Casou-se muito nova e logo vieram os filhos, ao todo
seis. Quando nasceu o primeiro neto, vovó Natércia estava na Espanha
(era apaixonada também por Portugal), e de longe a saudade cutucou a
brasa da escritora, que ela era e não suspeitava. Lá em Barcelona,
há vinte anos, escreveu então seu primeiro conto, ''A Escada''. Que
já dava pistas do seu caminho, uma via entre o real e o fantástico.

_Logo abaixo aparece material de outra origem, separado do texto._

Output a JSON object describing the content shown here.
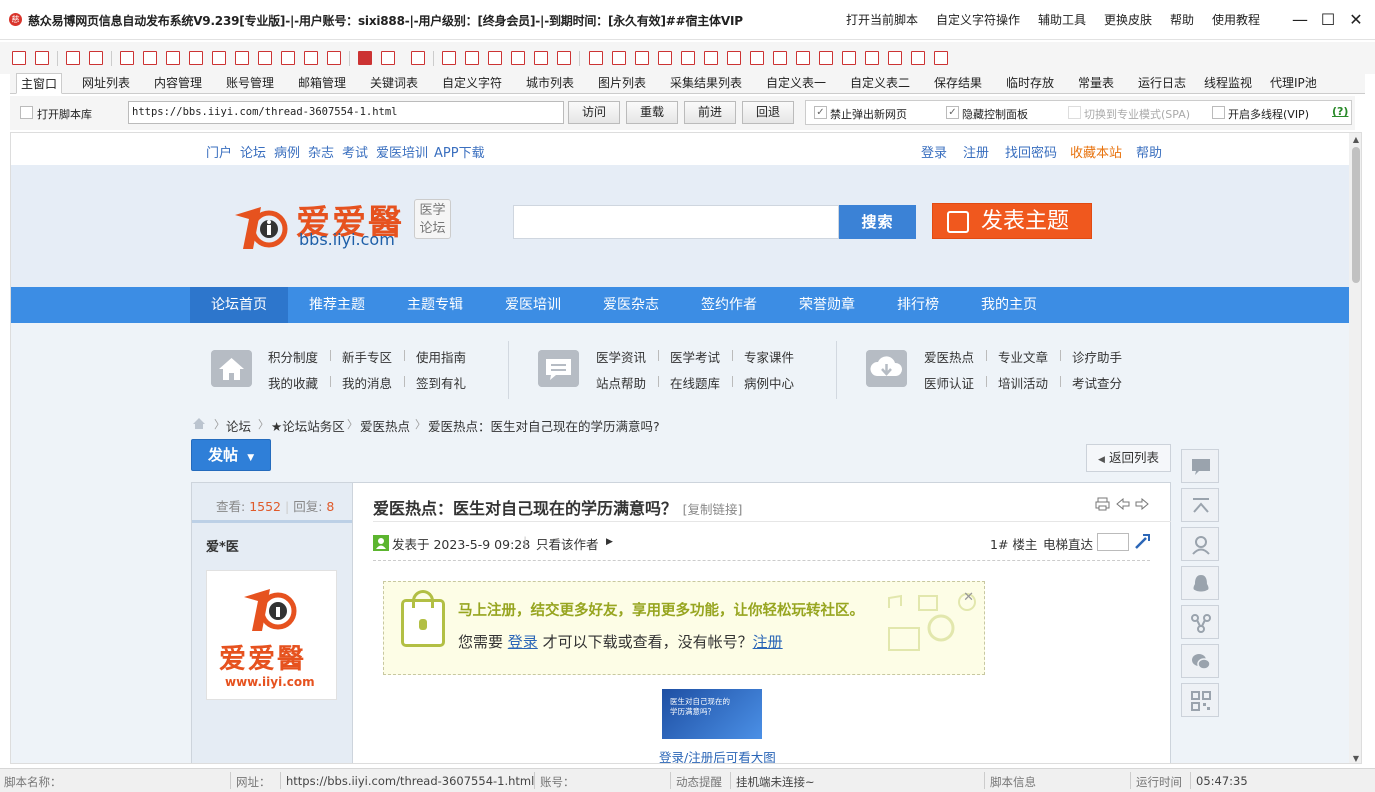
{
  "window": {
    "title": "慈众易博网页信息自动发布系统V9.239[专业版]-|-用户账号：sixi888-|-用户级别：[终身会员]-|-到期时间：[永久有效]##宿主体VIP",
    "menu": [
      "打开当前脚本",
      "自定义字符操作",
      "辅助工具",
      "更换皮肤",
      "帮助",
      "使用教程"
    ],
    "controls": {
      "minimize": "—",
      "maximize": "☐",
      "close": "✕"
    }
  },
  "tabs": [
    "主窗口",
    "网址列表",
    "内容管理",
    "账号管理",
    "邮箱管理",
    "关键词表",
    "自定义字符",
    "城市列表",
    "图片列表",
    "采集结果列表",
    "自定义表一",
    "自定义表二",
    "保存结果",
    "临时存放",
    "常量表",
    "运行日志",
    "线程监视",
    "代理IP池"
  ],
  "addressbar": {
    "open_script_lib": "打开脚本库",
    "url": "https://bbs.iiyi.com/thread-3607554-1.html",
    "buttons": [
      "访问",
      "重载",
      "前进",
      "回退"
    ],
    "options": [
      {
        "label": "禁止弹出新网页",
        "checked": true,
        "disabled": false
      },
      {
        "label": "隐藏控制面板",
        "checked": true,
        "disabled": false
      },
      {
        "label": "切换到专业模式(SPA)",
        "checked": false,
        "disabled": true
      },
      {
        "label": "开启多线程(VIP)",
        "checked": false,
        "disabled": false
      }
    ],
    "help": "(?)"
  },
  "site": {
    "toplinks_left": [
      "门户",
      "论坛",
      "病例",
      "杂志",
      "考试",
      "爱医培训",
      "APP下载"
    ],
    "toplinks_right": [
      "登录",
      "注册",
      "找回密码",
      "收藏本站",
      "帮助"
    ],
    "logo_text": "爱爱醫",
    "logo_domain": "bbs.iiyi.com",
    "logo_badge_1": "医学",
    "logo_badge_2": "论坛",
    "search_button": "搜索",
    "post_button": "发表主题",
    "nav": [
      "论坛首页",
      "推荐主题",
      "主题专辑",
      "爱医培训",
      "爱医杂志",
      "签约作者",
      "荣誉勋章",
      "排行榜",
      "我的主页"
    ],
    "quick_groups": [
      {
        "icon": "home-icon",
        "row1": [
          "积分制度",
          "新手专区",
          "使用指南"
        ],
        "row2": [
          "我的收藏",
          "我的消息",
          "签到有礼"
        ]
      },
      {
        "icon": "message-icon",
        "row1": [
          "医学资讯",
          "医学考试",
          "专家课件"
        ],
        "row2": [
          "站点帮助",
          "在线题库",
          "病例中心"
        ]
      },
      {
        "icon": "download-cloud-icon",
        "row1": [
          "爱医热点",
          "专业文章",
          "诊疗助手"
        ],
        "row2": [
          "医师认证",
          "培训活动",
          "考试查分"
        ]
      }
    ],
    "breadcrumb": [
      "论坛",
      "★论坛站务区",
      "爱医热点",
      "爱医热点：医生对自己现在的学历满意吗?"
    ],
    "fatie_button": "发帖",
    "back_button": "返回列表",
    "post": {
      "views_label": "查看:",
      "views": "1552",
      "replies_label": "回复:",
      "replies": "8",
      "title": "爱医热点：医生对自己现在的学历满意吗？",
      "copy_link": "[复制链接]",
      "author": "爱*医",
      "posted_at": "发表于 2023-5-9 09:28",
      "only_author": "只看该作者",
      "floor": "1# 楼主",
      "elevator": "电梯直达",
      "notice_line1": "马上注册，结交更多好友，享用更多功能，让你轻松玩转社区。",
      "notice_line2_pre": "您需要",
      "notice_login": "登录",
      "notice_line2_mid": "才可以下载或查看，没有帐号？",
      "notice_register": "注册",
      "notice_close": "✕",
      "thumb_caption_1": "医生对自己现在的",
      "thumb_caption_2": "学历满意吗？",
      "thumb_link": "登录/注册后可看大图",
      "avatar_logo_text": "爱爱醫",
      "avatar_domain": "www.iiyi.com"
    }
  },
  "statusbar": {
    "script_name_label": "脚本名称：",
    "url_label": "网址：",
    "url_value": "https://bbs.iiyi.com/thread-3607554-1.html",
    "account_label": "账号：",
    "dynamic_label": "动态提醒",
    "dynamic_value": "挂机端未连接~",
    "script_info_label": "脚本信息",
    "runtime_label": "运行时间",
    "runtime_value": "05:47:35"
  },
  "colors": {
    "accent_blue": "#3c8de4",
    "brand_orange": "#f0581e",
    "notice_green": "#97a520"
  }
}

Três anos depois, em 87, o conto ganha prêmio literário nacional
promovido pelo Banco Sudameris. O segundo prêmio veio no ano
seguinte, quando Natércia vence a categoria conto da 4ª Bienal
Nestlé de Literatura Brasileira, com o livro Iluminuras, que já está
em terceira edição. Em 1998, recebe o Prêmio Osmundo Pontes de
Literatura, na categoria romance, com o belo A Casa. O Osmundo
Pontes de ensaio desse mesmo ano foi concedido a sua filha, Caterina
de Saboya Oliveira. Em 99, vai para Natércia o Prêmio Ideal Clube de
Literatura em crônica (''Vôos''). E este ano, a UFC incluiu o
romance A Casa entre os dez livros indicados ao vestibular.

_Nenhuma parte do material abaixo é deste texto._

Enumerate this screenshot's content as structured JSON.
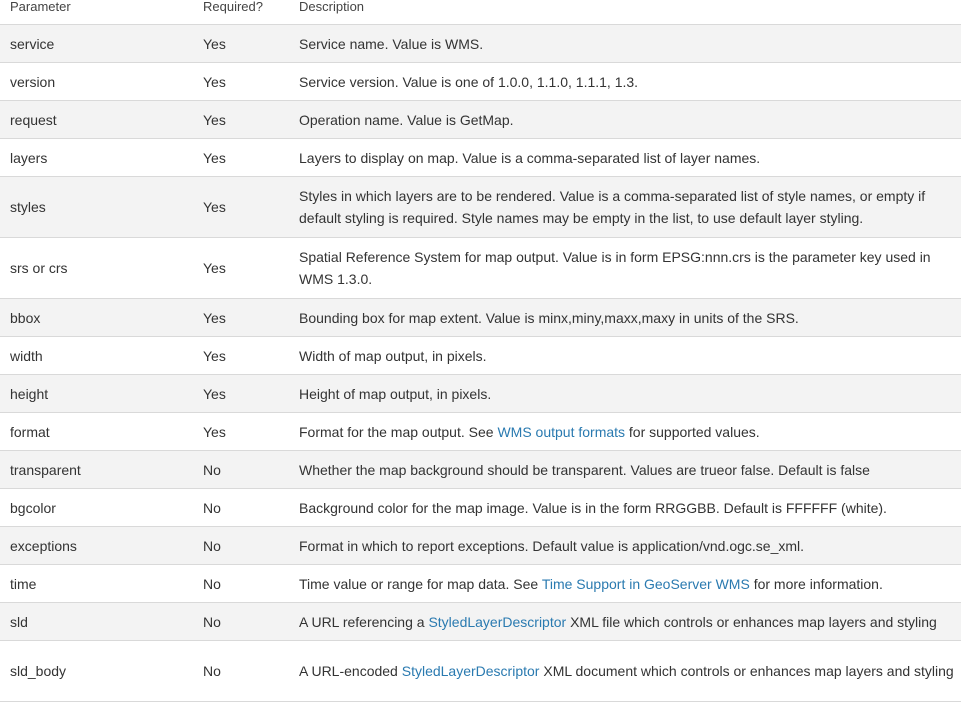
{
  "table": {
    "headers": {
      "parameter": "Parameter",
      "required": "Required?",
      "description": "Description"
    },
    "rows": [
      {
        "param": "service",
        "required": "Yes",
        "desc_pre": "Service name. Value is WMS."
      },
      {
        "param": "version",
        "required": "Yes",
        "desc_pre": "Service version. Value is one of 1.0.0, 1.1.0, 1.1.1, 1.3."
      },
      {
        "param": "request",
        "required": "Yes",
        "desc_pre": "Operation name. Value is GetMap."
      },
      {
        "param": "layers",
        "required": "Yes",
        "desc_pre": "Layers to display on map. Value is a comma-separated list of layer names."
      },
      {
        "param": "styles",
        "required": "Yes",
        "desc_pre": "Styles in which layers are to be rendered. Value is a comma-separated list of style names, or empty if default styling is required. Style names may be empty in the list, to use default layer styling."
      },
      {
        "param": "srs or crs",
        "required": "Yes",
        "desc_pre": "Spatial Reference System for map output. Value is in form EPSG:nnn.crs is the parameter key used in WMS 1.3.0."
      },
      {
        "param": "bbox",
        "required": "Yes",
        "desc_pre": "Bounding box for map extent. Value is minx,miny,maxx,maxy in units of the SRS."
      },
      {
        "param": "width",
        "required": "Yes",
        "desc_pre": "Width of map output, in pixels."
      },
      {
        "param": "height",
        "required": "Yes",
        "desc_pre": "Height of map output, in pixels."
      },
      {
        "param": "format",
        "required": "Yes",
        "desc_pre": "Format for the map output. See ",
        "link": "WMS output formats",
        "desc_post": " for supported values."
      },
      {
        "param": "transparent",
        "required": "No",
        "desc_pre": "Whether the map background should be transparent. Values are trueor false. Default is false"
      },
      {
        "param": "bgcolor",
        "required": "No",
        "desc_pre": "Background color for the map image. Value is in the form RRGGBB. Default is FFFFFF (white)."
      },
      {
        "param": "exceptions",
        "required": "No",
        "desc_pre": "Format in which to report exceptions. Default value is application/vnd.ogc.se_xml."
      },
      {
        "param": "time",
        "required": "No",
        "desc_pre": "Time value or range for map data. See ",
        "link": "Time Support in GeoServer WMS",
        "desc_post": " for more information."
      },
      {
        "param": "sld",
        "required": "No",
        "desc_pre": "A URL referencing a ",
        "link": "StyledLayerDescriptor",
        "desc_post": " XML file which controls or enhances map layers and styling"
      },
      {
        "param": "sld_body",
        "required": "No",
        "desc_pre": "A URL-encoded ",
        "link": "StyledLayerDescriptor",
        "desc_post": " XML document which controls or enhances map layers and styling"
      }
    ]
  },
  "colors": {
    "link": "#2a7ab0",
    "stripe": "#f3f3f3",
    "border": "#d9d9d9",
    "text": "#333333"
  }
}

Amigos, tantos... Natércia espalhou afetos Brasil
afora. E adentro, em suas viagens pelos sertões do Rio Grande do
Norte (onde reencontrou o amor). Socorro Torquato, a Côca,
acompanhou este roteiro de paixão e marcas de ferrar. ''É fácil
falar da Natércia, porque ela é toda alegria. Me lembro
particularmente das viagens que fizemos, à fazenda da Rachel de
Queiroz, à Acauã, do Oswaldo Lamartine de Faria''. Para ele,
Natércia organizou o livro Em alpendres da Acauã - conversa com
Oswaldo Lamartine (com a participação de Ariano Suassuna, Carlos
Newton Jr. e Virgílio Maia, entre outros, editado em parceria da
Fundação Joaquim Augusto, de Natal, com a Imprensa Universitária da
UFC). ''Quem apresentou Natércia ao Oswaldo foi o Virgílio. Ela
admirava muito a obra do Oswaldo, a paixão nasceu em princípio pelo
escritor'', lembra Côca. Publicar o livro não foi moleza. Mas
Natércia conseguiu. Côca acompanhou tudo. ''Quando ela punha uma
coisa na cabeça, não arredava pé. Movia montanhas pra ajudar um
amigo, se dedicava aos amigos, o que hoje em dia é muito raro.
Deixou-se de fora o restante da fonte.